Ninguno de los que estamos aquí, antes de ser concebidos, antes de venir a la vida, pudimos pensarnos. No pudimos decidir si queríamos ser rubios, morenos, españoles, rusos o lo que sea. Sencillamente no pudimos porque no éramos nada ni nadie y el hecho de existir nos viene dado. En cierto sentido, estamos recibiéndonos permanentemente a nosotros mismos.

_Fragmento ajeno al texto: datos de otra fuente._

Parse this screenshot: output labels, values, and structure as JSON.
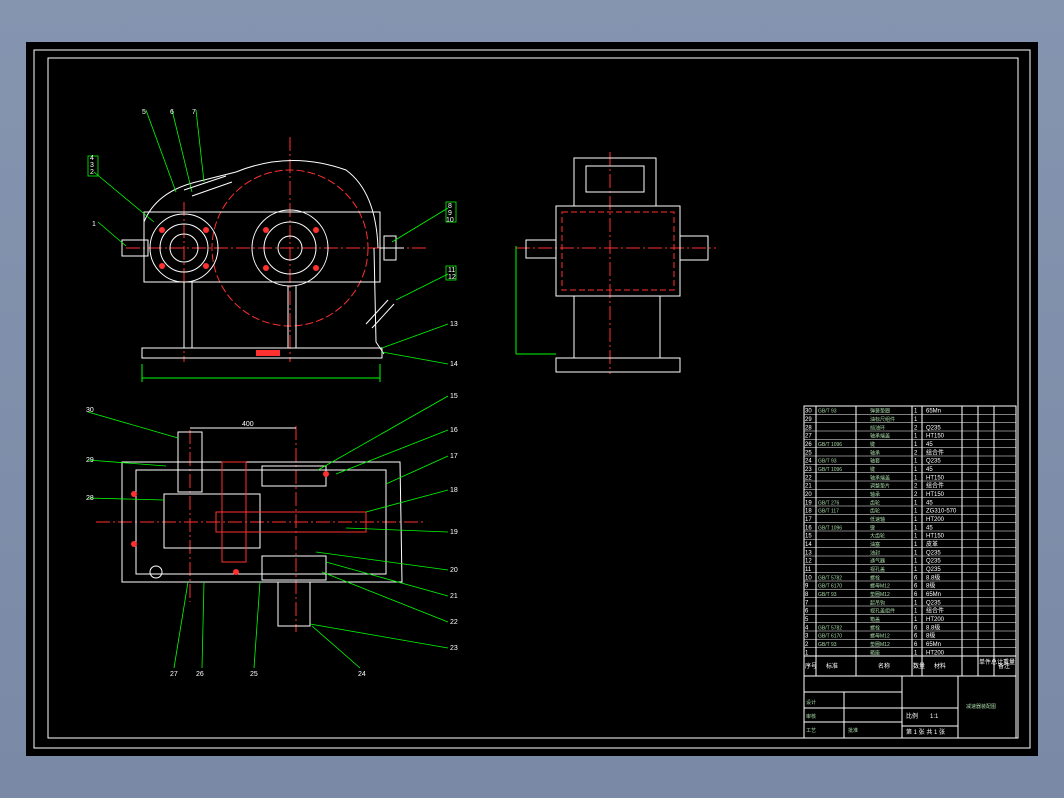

Pero hay más: una vez que ya vivimos, que ya existimos, no somos nosotros los que nos construimos ni los que decidimos cómo son los demás. Ni siquiera, en último término, la esencia de las cosas. Si veo un águila volando y me emociona su volar tan majestuoso con esas alas imperiales, rápido descubro que no puedo darme alas para hacer lo mismo porque no doy para eso. Mi naturaleza no es la de ser un ave, soy algo distinto, soy una persona humana. En este sentido, si alguien me dice: “tú eres lo que eres” ante mi pretensión de ser un águila no me está haciendo una afrenta, no está violentando mi libertad. No me quita un ápice de mi dignidad, antes bien la reconoce y valora.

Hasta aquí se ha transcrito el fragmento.